Hm, I think the point is that even if AI helps with other existential risks, we need it to not be also very existentially risky in itself, unless something weird happens.
To be clear, I do think AI isn’t very risky, but the point is that unless AI isn’t very existentially risky, then it’s probably too risky to use, unless other existential risks are so high that gambling is worth it.
[canceled]
The points of disagreement I have with LWers on AI existential risk are mostly invariant to how capable AIs and superintelligences are in reality, though how they get the capabilities can matter for my disagreement points, so I’m trying to avoid relying on capabilities limitations for my disagreement points on AI extinction/existential risk.
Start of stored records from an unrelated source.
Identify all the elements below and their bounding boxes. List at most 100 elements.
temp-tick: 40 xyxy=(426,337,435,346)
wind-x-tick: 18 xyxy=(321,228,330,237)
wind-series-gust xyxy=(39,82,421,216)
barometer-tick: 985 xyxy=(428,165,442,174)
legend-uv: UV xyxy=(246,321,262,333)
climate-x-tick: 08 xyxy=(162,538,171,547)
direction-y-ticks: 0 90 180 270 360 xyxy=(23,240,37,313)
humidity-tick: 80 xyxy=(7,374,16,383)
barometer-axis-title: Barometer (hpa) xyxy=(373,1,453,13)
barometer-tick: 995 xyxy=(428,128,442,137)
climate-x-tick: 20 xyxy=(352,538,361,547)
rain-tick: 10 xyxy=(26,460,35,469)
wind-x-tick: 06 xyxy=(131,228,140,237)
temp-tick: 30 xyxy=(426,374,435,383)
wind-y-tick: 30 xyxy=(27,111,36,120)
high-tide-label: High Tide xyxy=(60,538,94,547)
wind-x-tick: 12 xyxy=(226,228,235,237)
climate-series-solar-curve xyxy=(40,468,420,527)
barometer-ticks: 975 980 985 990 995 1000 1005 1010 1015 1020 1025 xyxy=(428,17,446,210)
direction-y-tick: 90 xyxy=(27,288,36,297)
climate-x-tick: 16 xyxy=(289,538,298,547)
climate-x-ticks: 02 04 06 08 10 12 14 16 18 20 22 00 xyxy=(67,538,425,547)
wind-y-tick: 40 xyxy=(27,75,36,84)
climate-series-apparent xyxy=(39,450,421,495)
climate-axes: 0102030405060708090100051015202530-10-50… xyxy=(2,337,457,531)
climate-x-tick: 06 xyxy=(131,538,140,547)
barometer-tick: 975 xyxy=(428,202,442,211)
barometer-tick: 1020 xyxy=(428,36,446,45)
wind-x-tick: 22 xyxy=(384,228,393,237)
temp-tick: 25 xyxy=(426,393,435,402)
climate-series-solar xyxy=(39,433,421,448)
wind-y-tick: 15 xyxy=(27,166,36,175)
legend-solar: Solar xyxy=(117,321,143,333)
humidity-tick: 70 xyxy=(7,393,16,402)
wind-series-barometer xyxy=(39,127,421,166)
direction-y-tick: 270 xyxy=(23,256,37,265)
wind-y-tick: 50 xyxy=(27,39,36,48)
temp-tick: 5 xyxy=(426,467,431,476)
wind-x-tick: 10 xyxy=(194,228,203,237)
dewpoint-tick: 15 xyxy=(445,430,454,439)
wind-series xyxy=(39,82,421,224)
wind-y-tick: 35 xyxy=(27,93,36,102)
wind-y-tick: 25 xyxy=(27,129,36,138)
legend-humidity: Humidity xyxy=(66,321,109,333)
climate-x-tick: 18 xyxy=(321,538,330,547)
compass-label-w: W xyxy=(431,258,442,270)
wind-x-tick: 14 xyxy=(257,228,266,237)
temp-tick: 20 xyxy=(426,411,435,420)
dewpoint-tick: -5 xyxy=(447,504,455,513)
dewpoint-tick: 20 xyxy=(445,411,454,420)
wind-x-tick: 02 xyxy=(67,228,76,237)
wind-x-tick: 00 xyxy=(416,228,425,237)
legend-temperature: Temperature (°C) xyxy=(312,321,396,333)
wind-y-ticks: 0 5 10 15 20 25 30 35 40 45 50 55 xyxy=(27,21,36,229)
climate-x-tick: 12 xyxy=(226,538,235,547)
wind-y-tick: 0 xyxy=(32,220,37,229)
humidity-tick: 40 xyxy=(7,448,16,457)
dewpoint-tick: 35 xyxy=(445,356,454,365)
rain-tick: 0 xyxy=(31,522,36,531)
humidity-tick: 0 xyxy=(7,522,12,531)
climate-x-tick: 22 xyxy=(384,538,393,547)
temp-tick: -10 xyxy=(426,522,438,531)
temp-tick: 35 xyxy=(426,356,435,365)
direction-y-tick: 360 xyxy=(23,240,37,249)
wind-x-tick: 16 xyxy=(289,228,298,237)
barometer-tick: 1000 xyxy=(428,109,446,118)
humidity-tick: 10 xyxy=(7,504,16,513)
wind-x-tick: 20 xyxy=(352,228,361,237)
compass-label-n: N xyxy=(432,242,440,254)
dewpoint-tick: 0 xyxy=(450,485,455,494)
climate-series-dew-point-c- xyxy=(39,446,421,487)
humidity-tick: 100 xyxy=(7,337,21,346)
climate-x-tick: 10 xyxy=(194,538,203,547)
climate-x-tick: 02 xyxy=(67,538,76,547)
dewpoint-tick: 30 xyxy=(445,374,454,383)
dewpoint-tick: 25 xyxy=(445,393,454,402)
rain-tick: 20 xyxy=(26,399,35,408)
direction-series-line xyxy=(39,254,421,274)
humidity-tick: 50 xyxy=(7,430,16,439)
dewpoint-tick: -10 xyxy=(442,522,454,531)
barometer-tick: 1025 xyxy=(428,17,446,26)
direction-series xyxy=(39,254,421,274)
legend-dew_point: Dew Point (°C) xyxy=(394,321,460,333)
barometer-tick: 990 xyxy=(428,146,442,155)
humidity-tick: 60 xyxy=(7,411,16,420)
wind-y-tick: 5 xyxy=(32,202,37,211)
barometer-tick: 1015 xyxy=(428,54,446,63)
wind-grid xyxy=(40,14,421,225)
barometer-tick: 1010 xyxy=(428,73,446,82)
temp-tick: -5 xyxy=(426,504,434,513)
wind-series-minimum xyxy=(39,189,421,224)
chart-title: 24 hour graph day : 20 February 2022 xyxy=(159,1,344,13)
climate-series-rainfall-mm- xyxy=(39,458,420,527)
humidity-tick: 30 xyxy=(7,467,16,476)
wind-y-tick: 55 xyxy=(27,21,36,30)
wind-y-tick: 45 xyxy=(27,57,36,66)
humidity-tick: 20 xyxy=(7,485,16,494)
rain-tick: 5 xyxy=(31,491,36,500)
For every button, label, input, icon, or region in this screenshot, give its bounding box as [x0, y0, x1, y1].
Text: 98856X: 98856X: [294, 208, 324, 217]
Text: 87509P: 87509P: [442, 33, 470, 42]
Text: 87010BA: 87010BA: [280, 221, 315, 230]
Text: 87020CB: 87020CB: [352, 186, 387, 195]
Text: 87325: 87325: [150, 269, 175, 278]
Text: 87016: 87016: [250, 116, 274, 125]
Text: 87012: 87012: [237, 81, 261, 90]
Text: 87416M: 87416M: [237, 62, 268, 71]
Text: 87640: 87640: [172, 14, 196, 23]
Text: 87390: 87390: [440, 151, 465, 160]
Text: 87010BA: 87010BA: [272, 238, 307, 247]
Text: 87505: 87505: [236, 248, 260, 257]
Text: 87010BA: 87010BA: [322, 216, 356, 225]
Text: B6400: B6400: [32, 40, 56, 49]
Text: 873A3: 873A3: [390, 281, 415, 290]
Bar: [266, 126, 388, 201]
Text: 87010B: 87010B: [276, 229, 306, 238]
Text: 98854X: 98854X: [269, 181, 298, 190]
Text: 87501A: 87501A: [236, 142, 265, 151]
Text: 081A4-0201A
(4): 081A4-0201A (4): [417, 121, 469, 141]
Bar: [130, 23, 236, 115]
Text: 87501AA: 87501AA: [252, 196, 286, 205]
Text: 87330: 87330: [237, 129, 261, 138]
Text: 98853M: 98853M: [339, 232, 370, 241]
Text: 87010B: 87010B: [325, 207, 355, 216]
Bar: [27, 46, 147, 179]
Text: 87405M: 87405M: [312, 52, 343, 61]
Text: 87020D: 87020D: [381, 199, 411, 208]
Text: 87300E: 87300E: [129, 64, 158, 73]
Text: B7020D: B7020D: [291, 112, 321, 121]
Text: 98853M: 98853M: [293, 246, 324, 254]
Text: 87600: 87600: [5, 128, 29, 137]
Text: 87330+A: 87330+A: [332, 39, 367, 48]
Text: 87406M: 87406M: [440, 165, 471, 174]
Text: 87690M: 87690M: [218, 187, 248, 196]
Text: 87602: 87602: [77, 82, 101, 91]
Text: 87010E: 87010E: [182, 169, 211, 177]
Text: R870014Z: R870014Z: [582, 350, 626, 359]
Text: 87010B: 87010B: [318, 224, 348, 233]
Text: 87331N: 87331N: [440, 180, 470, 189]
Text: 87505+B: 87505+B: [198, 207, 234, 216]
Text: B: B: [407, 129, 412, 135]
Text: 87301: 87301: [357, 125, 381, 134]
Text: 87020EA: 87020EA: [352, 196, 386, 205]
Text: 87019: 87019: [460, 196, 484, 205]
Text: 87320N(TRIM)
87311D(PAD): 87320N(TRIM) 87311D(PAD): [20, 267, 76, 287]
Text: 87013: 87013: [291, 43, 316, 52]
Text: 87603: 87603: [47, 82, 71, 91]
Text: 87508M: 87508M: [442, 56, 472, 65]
Not really. The issue is that even accepting the orthogonality thesis is still compatible with a wide range of observations, and in particular is compatible with a view that views the AI safety problem is mostly a non-problem in practice ala Yann LeCun, as even if it’s possible to get an AI that values inhuman goals while still being very intelligent, we can optimize it fairly easily such that we can in practice not have to deal with rogue AI values while being very smart. In essence, it’s not narrow enough, which is why we shouldn’t update much without other assumptions.
In essence, it only claims that this is a possible outcome, but under that standard, logical omniscience is possible, too, and even infinite computation is possible, but we correctly don’t devote much resources to it. It doesn’t make any claim about it’s likelihood, remember that very clearly.
I’m willing to concede this point, but from my perspective the Orthogonality thesis was talking about all possible intelligences, and I suspected that it was very difficult to ensure that the values of an AI couldn’t be say, paper clip maximization.
Keep in mind that the Orthogonality thesis is a really weak claim in terms of evidence, at least how I interpreted it, so it’s not very surprising that it’s probably true. This means it’s not enough to change our priors. That’s the problem I have with the orthogonality thesis and instrumental convergence assumptions: They don’t give enough evidence to justify AI risk from a skeptical prior, even assuming they’re true.